I’m pissed about feeling vulnerable and I’m pissed about all the nutty hoarders who are stripping all the toilet paper off the shelves. How much toilet paper does someone really need for a handful of weeks? And what were they doing for toilet paper before now? I may never shake anyone’s hand again.
It can be important to stock up for frightening times, but stocking up is buying what you need to get through a few weeks, maybe a month. Loading your shopping cart with toilet paper then racing down the aisle to beat your neighbor to the last 50 bottles of hand sanitizer is hoarding. Hoarding is based in fear and a lack of empathy, in my opinion. Does anyone doing this realize they are leaving others without?
I popped into Grocery Outlet the other day after picking up dog food at Tractor Supply. I didn’t buy much because I didn’t want much. At the checkout, I asked, “What’s all the rush on toilet paper?”
“All the ports are closed and people think there won’t be anything coming in.”
“You mean people don’t realize that toilet paper is made in the good ole’ US of A, and that California supplies over a third of this country’s vegetables?” I asked.
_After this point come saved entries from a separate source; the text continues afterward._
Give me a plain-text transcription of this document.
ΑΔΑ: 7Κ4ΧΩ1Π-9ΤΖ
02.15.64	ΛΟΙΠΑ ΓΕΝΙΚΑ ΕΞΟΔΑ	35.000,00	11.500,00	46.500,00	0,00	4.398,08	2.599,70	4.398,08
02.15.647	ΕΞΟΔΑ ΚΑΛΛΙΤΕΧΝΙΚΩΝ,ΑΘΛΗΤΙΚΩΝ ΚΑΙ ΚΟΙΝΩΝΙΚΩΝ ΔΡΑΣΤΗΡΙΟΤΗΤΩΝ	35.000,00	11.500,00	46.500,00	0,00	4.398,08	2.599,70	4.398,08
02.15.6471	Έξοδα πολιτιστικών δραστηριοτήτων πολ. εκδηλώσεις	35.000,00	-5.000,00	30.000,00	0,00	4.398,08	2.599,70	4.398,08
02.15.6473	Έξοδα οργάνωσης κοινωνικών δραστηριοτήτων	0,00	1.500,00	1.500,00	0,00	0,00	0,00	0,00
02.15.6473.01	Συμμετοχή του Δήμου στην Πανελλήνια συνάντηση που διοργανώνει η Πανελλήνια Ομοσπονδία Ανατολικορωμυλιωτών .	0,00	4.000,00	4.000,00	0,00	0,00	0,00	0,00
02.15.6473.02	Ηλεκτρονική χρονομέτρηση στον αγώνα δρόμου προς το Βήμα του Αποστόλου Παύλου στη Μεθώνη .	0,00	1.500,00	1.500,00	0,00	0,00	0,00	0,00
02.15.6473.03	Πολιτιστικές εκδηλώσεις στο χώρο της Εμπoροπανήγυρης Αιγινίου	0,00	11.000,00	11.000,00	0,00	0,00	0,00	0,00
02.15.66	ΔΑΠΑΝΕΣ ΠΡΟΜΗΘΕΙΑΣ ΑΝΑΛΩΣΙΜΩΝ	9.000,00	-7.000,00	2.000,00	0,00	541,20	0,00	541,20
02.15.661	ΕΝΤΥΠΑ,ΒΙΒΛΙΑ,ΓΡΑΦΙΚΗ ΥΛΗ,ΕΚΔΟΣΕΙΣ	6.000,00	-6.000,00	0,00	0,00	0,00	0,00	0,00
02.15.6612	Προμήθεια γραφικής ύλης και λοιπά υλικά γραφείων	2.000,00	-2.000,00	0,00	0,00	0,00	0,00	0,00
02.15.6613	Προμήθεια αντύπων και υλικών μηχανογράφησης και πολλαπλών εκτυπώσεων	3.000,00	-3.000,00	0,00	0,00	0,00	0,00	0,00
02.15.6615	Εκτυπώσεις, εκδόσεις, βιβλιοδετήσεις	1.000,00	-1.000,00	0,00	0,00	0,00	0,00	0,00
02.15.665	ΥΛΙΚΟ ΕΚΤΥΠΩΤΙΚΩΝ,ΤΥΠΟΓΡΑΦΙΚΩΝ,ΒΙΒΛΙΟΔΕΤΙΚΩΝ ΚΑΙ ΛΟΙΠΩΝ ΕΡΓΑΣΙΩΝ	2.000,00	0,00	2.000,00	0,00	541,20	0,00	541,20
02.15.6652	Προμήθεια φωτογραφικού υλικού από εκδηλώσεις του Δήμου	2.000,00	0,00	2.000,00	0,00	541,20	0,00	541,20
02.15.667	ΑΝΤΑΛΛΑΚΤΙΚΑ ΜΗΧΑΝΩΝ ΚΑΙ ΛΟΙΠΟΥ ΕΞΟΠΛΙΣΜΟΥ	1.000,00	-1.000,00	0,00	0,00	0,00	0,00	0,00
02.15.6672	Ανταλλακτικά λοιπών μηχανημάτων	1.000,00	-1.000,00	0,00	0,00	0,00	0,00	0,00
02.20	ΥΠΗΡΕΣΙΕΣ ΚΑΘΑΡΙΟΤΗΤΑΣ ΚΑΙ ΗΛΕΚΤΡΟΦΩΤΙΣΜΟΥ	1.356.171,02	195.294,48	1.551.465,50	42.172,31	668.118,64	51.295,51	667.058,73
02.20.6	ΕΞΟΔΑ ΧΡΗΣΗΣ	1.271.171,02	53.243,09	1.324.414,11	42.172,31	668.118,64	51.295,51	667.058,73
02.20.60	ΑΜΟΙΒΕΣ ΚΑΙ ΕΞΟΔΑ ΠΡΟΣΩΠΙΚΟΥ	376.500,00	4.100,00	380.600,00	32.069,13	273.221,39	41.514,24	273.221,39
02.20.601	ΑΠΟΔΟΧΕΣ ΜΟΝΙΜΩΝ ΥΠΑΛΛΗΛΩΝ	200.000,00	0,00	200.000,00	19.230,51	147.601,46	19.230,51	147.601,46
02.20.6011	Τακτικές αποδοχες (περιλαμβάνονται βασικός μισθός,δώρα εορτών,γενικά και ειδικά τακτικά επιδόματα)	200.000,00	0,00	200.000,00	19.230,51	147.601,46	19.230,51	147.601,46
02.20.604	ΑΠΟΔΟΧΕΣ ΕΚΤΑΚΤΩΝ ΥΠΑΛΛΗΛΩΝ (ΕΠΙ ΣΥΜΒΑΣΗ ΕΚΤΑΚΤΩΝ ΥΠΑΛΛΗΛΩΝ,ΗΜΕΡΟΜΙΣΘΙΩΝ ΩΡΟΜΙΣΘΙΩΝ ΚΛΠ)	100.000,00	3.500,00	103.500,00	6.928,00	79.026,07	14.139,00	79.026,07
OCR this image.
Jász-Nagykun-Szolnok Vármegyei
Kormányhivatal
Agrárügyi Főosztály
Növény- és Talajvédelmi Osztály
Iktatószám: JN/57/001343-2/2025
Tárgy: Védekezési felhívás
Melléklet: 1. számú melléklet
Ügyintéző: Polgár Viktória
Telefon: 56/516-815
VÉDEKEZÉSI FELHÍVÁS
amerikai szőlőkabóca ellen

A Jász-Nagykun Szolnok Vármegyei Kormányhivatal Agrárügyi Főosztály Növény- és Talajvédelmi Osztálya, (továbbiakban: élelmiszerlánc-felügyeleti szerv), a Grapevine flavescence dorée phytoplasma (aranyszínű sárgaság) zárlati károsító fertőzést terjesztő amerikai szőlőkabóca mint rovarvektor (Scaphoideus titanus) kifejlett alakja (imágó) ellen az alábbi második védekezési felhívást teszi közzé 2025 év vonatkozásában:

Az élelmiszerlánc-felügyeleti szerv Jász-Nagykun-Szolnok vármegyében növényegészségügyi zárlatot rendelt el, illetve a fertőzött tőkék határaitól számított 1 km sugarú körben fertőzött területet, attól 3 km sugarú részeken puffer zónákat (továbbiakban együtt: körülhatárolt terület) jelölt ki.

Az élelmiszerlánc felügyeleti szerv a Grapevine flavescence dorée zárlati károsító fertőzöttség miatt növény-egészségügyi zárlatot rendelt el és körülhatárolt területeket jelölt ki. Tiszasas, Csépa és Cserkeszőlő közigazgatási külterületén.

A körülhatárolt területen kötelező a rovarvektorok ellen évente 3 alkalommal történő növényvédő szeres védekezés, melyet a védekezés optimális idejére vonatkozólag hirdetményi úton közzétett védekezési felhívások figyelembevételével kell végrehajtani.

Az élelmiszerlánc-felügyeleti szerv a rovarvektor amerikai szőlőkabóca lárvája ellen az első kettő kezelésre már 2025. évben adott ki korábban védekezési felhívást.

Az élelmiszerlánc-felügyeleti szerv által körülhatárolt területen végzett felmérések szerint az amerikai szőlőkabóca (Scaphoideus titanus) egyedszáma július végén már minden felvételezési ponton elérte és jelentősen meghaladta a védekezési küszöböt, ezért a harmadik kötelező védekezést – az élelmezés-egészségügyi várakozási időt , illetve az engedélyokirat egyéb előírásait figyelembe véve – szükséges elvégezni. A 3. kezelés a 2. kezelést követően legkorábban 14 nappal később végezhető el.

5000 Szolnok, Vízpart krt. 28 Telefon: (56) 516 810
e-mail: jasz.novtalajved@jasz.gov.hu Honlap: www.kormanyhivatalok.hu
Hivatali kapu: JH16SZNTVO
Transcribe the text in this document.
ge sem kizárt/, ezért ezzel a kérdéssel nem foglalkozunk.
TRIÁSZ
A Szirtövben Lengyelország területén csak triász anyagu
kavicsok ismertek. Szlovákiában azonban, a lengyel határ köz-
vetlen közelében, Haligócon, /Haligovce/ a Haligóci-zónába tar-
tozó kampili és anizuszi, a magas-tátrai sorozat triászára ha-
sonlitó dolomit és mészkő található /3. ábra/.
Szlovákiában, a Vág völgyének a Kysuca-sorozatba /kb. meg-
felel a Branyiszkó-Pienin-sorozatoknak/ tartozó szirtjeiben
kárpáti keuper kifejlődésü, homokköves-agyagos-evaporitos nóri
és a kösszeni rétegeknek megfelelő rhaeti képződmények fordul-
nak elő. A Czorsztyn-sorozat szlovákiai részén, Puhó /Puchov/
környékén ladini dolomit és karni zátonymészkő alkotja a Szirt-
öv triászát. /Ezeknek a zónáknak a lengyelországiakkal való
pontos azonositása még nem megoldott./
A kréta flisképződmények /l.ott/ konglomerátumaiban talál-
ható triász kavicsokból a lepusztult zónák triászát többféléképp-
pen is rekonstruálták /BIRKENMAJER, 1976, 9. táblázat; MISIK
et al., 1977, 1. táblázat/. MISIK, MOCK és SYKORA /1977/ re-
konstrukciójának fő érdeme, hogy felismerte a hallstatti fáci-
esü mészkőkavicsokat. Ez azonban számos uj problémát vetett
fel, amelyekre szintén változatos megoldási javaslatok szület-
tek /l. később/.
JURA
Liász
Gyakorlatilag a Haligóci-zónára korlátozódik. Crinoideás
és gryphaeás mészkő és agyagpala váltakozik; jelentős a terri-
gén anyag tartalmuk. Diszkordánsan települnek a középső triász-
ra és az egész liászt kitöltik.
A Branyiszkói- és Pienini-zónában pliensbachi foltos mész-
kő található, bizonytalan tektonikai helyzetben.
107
“Guess not,” was the answer.
Seriously? No one knows what this country actually produces and how our supply chain gets toilet paper (or eggs or broccoli) from Point A to the grocery store? There is a learning opportunity here ladies and gentlemen, and I hope the proud citizens of this nation take advantage of the opportunity.
After unpacking my groceries I inventoried my pantry, just to see what I had on hand. Guess what? I have enough food to last me for a long time. I have enough. I have enough food. I have enough toilet paper, paper towels and more. Anything I shop for over the next couple of months are things I want, not what I need. I might be old and temporarily stuck in isolation, but I am blessed.
The Blackfoot elders I visit in the summer teach that everyone should have enough. This means that one healthy adult may have to give up a loaf of bread, or that extra package of toilet paper, so an elder, or a child, can have enough.
These times bring a new challenge. I pray I am given the wisdom to meet this challenge, not hoard, and support my family, friends and neighbors in a good way.